Amid the ongoing Red Sea crisis, major logistics operators have opted for the TIR system to ensure that goods flow smoothly between East Asia, the Middle East and Europe.
In recent weeks, major transport companies have bypassed the Red Sea by opting for ground alternatives through the Middle East and Gulf Cooperation Council (GCC) region – rather than going around the southern tip of Africa. With these strategic shifts in transport corridors, operators have increased the value of their services with the efficiency and security offered by TIR.
The seaports of Sohar and Salalah (Oman) and Jeddah and Dammam (Saudi Arabia) have served as the main ports of arrival. Goods are then transported via trucks across the region before shifting again to a maritime leg and continuing their journeys.
TIR is widely recognised for its trade facilitation benefits at GCC borders, its cutting-edge digital tools ensure timely and secure information exchange between different customs offices along the entire itinerary.

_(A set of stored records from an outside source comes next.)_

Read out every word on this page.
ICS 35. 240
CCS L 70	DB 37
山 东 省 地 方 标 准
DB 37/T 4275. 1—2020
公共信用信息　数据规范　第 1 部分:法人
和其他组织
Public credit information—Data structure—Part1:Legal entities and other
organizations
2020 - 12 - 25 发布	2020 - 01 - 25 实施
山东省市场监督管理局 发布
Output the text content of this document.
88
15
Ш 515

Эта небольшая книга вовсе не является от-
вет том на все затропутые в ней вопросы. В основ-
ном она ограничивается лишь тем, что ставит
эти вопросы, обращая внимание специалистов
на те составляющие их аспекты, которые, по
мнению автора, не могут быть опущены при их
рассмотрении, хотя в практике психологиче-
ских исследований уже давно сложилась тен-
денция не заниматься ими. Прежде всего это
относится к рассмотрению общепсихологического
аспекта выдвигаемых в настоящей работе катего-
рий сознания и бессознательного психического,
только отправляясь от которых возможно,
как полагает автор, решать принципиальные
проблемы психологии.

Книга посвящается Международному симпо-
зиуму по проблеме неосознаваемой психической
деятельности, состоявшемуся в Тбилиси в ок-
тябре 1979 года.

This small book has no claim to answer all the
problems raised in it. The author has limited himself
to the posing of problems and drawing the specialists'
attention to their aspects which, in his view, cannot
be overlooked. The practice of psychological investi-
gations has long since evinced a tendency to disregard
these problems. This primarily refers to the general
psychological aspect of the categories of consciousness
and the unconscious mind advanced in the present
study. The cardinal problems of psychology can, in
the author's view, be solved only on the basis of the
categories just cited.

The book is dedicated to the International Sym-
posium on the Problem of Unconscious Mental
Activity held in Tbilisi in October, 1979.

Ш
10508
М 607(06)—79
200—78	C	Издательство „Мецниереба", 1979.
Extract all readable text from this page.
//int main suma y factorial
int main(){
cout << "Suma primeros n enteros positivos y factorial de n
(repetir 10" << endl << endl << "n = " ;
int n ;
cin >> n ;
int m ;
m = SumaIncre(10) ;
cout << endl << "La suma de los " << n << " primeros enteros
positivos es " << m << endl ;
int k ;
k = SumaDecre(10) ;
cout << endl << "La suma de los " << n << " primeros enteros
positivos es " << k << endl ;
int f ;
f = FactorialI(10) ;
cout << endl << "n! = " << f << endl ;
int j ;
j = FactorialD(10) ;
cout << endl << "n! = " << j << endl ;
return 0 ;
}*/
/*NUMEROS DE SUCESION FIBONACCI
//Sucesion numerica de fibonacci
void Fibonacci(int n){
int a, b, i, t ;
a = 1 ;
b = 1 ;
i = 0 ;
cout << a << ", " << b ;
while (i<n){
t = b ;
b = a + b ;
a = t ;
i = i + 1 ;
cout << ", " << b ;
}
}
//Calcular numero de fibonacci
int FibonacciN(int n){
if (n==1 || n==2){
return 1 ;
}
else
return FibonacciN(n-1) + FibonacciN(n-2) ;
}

With TIR dedicated express lanes and accelerated customs procedures, operators are enjoying significant reductions in transit times, up to 92%, across land borders, increasing their efficiency and reducing their carbon footprint.
What is TIR?
The TIR system enables goods to be shipped from a country of origin to a country of destination in sealed load compartments that are controlled by customs via a multilateral, mutually recognised system.
TIR streamlines procedures at borders, reducing the administrative burden for customs authorities and transport and logistics companies. It cuts border waiting times significantly, saving time and money.